Bilateral council between Saudi Arabia and the United Arab Emirates

Saudi-Emirati Coordination Council (SECC) (مجلس التنسيق السعودي الإماراتي) is an interdepartmental bilateral council established between Saudi Arabia and the United Arab Emirates in 2016. The council seeks to ensure synergy between the two countries on achieving joint initiatives and cooperation in various areas, especially security, politics, investments and trade.

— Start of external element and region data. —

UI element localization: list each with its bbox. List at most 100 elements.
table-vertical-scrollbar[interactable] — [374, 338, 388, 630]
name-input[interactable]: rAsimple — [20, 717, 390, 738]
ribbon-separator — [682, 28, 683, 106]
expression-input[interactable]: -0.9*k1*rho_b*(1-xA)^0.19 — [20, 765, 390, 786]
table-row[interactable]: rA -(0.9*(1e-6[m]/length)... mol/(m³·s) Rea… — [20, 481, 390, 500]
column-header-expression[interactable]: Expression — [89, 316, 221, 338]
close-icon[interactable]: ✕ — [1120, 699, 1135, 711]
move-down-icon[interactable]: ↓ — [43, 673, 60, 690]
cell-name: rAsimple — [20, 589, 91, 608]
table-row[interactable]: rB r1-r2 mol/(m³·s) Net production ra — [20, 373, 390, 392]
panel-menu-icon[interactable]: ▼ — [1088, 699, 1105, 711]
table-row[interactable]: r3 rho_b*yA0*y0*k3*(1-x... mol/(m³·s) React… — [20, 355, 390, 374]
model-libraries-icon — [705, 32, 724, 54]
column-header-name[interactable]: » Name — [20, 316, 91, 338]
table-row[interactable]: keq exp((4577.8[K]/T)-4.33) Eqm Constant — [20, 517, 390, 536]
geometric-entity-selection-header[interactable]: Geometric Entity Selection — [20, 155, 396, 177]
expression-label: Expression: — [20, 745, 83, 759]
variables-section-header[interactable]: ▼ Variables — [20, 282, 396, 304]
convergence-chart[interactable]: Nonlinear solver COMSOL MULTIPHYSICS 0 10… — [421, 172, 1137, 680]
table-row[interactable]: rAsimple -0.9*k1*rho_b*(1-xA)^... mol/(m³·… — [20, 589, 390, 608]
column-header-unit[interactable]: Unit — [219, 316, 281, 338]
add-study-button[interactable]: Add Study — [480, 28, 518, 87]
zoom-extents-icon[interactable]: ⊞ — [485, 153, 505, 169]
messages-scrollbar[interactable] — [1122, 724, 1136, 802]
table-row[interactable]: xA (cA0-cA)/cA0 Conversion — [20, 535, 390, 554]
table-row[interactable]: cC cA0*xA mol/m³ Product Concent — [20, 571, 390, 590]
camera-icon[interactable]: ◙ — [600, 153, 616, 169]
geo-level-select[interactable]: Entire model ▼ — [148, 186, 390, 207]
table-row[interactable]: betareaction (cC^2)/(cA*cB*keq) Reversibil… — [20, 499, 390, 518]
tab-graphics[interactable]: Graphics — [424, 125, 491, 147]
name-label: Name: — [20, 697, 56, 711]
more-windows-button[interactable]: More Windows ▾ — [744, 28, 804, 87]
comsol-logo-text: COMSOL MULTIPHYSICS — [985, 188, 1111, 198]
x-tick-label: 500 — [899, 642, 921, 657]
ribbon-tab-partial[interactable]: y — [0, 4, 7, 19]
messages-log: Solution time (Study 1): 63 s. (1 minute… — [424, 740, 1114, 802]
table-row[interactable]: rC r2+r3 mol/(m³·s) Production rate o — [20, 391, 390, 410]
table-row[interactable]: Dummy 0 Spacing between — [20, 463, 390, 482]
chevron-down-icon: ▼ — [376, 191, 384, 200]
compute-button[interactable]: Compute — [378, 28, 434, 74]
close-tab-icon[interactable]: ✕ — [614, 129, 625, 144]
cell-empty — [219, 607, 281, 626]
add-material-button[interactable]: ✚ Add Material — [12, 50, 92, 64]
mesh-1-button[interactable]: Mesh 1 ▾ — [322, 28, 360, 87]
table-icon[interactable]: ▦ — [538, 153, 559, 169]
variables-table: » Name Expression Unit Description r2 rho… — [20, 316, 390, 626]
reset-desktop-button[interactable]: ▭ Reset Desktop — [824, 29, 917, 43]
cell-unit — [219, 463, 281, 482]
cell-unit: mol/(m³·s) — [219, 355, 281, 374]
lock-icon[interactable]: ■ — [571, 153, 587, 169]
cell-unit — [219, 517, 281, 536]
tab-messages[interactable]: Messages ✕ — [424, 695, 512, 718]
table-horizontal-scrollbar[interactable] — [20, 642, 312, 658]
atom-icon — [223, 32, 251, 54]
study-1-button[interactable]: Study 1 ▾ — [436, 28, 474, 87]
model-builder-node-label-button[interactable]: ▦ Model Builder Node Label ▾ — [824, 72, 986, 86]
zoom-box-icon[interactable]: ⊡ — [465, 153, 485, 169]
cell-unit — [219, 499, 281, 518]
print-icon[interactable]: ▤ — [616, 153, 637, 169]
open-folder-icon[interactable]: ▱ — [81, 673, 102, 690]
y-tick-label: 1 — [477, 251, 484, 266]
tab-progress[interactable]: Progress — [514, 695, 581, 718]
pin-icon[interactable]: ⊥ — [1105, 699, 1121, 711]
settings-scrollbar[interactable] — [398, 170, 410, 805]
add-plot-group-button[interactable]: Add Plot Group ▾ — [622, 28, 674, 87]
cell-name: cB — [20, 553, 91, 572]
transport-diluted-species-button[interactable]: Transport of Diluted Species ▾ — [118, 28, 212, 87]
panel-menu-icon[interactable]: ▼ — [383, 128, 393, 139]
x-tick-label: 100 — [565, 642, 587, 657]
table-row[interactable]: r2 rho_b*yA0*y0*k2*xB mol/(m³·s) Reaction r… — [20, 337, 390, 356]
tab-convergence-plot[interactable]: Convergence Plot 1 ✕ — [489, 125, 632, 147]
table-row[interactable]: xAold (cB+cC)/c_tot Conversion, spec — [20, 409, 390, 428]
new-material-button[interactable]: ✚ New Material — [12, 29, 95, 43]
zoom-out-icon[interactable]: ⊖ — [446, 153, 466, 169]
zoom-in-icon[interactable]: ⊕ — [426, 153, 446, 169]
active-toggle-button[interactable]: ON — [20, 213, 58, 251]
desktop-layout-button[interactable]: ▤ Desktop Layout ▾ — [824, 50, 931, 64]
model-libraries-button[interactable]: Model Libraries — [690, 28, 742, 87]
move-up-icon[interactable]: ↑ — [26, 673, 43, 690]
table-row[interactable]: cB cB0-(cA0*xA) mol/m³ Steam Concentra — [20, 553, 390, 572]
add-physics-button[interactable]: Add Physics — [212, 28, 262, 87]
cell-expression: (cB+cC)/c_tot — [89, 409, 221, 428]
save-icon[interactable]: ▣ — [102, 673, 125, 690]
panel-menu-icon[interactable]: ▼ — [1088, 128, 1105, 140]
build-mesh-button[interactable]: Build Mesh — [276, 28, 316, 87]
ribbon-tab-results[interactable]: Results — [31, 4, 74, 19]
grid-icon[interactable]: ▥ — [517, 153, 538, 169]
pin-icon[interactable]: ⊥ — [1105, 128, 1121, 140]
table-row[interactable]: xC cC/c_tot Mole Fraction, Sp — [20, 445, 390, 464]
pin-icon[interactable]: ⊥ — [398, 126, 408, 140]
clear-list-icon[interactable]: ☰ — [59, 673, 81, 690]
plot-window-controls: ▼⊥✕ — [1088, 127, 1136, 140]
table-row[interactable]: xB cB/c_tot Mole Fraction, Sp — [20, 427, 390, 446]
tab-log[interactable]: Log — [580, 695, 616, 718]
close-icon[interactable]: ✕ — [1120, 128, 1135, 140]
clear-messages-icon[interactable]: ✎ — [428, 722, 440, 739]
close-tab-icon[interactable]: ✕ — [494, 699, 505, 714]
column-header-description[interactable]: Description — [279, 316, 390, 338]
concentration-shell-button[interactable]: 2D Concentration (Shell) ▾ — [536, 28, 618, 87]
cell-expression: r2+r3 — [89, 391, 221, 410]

It is the first council of its kind formed between the two states since the creation of the Gulf Cooperation Council (GCC) in 1981.

The council consists of a presidency, executive committee and several cabinet-level ministers representing key strategic government departments in both the countries.

== Overview ==
The council was set-up on May 16, 2016, during the state-visit of Abu Dhabi's then Crown Prince Mohamed bin Zayed al-Nahyan to Saudi Arabia. The signing ceremony occurred in the presence of Mohamed bin Zayed and King Salman bin Abdulaziz in Jeddah's al-Salam Palace. In February 2017, a high-level conclave was held and more than 150 officials and experts attended to discuss the areas of mutual interest as well as to set a general framework for the council. A second follow-up meeting was held in Riyadh in April 2017.

The council held its inaugural meeting on June 6, 2018, in Jeddah, Saudi Arabia and was chaired by Saudi Crown Prince Mohammed bin Salman and Abu Dhabi Crown Prince Mohamed bin Zayed. During the meeting, the council's organizational structure was unveiled, which consisted of a presidency, executive committee and several cabinet-level ministers representing key strategic departments in both the countries. Both leaders announced 44 joint projects by both the countries.

The council held its second meeting in Riyadh, Saudi Arabia in April 2019 where the executive committee announced the launch of seven joint committees in 26 areas of cooperation. Its follow-up meeting was also held in Riyadh in October 2019.